I had a great childhood with really supportive, loving parents and kind church leaders. I also struggled silently with the shame and guilt that came from worthiness interviews. Up to this day I’ve struggled immensely with a variety of things that came from talking about my own private sexual development.
I started masturbating at around age 12. Had no idea what it was, and of course I explored porn during these years. In my annual interviews, the Bishops always asked if I masturbated, and I responded that I didn’t, because I didn’t know exactly what it was.
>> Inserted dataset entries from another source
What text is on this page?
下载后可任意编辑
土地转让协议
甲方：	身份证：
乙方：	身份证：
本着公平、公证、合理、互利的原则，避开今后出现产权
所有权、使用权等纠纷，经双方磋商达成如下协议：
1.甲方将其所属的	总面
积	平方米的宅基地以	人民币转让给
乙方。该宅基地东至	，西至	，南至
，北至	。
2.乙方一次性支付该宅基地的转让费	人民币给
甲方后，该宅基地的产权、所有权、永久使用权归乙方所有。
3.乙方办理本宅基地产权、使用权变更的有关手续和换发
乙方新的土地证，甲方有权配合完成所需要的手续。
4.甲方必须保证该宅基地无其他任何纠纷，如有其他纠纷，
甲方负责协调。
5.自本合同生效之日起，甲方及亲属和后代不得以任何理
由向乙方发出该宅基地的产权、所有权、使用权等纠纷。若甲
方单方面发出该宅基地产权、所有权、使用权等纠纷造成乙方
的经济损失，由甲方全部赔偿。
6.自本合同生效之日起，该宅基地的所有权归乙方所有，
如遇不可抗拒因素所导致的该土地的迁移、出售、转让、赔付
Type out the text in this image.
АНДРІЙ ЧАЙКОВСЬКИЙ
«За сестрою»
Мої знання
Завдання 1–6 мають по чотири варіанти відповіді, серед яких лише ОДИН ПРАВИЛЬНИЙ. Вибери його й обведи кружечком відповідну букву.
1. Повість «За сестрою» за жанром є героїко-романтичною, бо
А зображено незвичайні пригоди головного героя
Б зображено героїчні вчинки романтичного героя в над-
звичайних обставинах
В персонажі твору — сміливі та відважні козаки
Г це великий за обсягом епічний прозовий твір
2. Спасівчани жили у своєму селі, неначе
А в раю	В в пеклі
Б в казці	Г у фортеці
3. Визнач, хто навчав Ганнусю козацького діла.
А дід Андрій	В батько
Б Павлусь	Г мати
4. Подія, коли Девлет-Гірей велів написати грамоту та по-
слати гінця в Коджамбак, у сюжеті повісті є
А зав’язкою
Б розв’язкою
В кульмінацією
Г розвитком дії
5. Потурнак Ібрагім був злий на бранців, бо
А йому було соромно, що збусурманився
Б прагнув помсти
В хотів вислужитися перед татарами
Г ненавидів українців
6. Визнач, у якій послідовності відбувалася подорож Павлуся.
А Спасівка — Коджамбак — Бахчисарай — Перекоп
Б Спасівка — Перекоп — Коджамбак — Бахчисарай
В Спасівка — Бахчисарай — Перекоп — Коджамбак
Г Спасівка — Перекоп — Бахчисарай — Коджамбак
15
When I was a priest, around 16, it dawned on me what I was doing every other day or so. I felt horrible, afraid that I was going to hell and my parents would be so angry that I wasn’t pure. I remember young men lessons that were focused on masturbating and my leader saying “stay away from it, don’t even go there”. I remember thinking that this is it, I’m done with this and I want to clean up and go on a mission. I even got rid of the Victoria’s Secret catalog I had next to my bed in my room!
Discussions and questions in interviews really started to pick up as I turned 18, getting ready to be ordained an Elder and put my papers in for a mission soon after that. I was still masturbating on my regular schedule, but the guilt and pressure got worse, I felt bad even with an erection in the morning. The first time I told my Bishop about it was when I was interviewing to become an Elder, he held me back and delayed it the ordination a whole Stake Conference cycle. My mom asked me why I wasn’t sustained during Stake Conference and I shriveled up inside, it was so embarrassing. That night I cried for who knows how long. So, at this point, I resolved that I couldn’t face the Bishop or my parents if he delayed me anymore, and I started lying about it. I was promptly ordained an Elder, and got my mission call and left rather quickly.
The MTC was torture, every interview I got asked “Elder, is there anything that you want to tell me?”. Every talk about repentance stood out, every talk about how important it was to get your transgressions resolved while you are at the MTC than out in the field.
In the field, the stresses of being a missionary got to me and I started masturbating again after a hiatus while in the MTC. It would happen about every week. The fear of god was inside me that I’d be sent home if I told anybody. I finally got the courage to tell my mission president about it. He didn’t send me home! I’d feel liberated and free! Thinking that I have the power over this! However I’d jump right back into the old behavior the next week and feel even worse. Tell my mission president again etc..Why was I repeating this over and over again? Did I miss something in the atonement? Was I not worthy for Jesus’s redemptive powers?
I became almost fanatical about finding ways to stop. I realized that when I fasted, I didn’t have any desire to masturbate. I started starving myself for up to 5 days at a time, multiple times a month, calling it a fast and coming closer to God at the same time.
Fast forward; I came home after my two years and got back into life, school, got a job etc. I became depressed with dating, masturbating, eventually getting into porn. I would go to my bishop to confess, he’d always say thanks for coming/you are awesome, pray harder, read your scriptures, go to the temple more etc… It’s a terrible and hurtful cycle to be in. Expecting that you’d be saved through the atonement and repeatedly kicked back out, was devastating. I tried inflicting pain on myself to stop. I was having trouble keeping girlfriends, at each breakup I’d blame my self that I wasn’t clean enough, too perverted and it’s what I deserved. This was the low point, my rock bottom and in desperation to end the pain I debated ending it all through suicide.
This has impacted me more than I had ever imagined it would. Although I have the most amazing, supportive and perfect-for-me wife, the ability to communicate, react and cope with sexual matters in my marriage has been deeply impacted, all stemming back to the established self-worth I had developed because of these interviews. What hurts the most is that nobody did see or could see what was broken in me, that the system wasn’t working for me and it was only doing more damage.
I am finally owning this part of my life that was not mine for so long.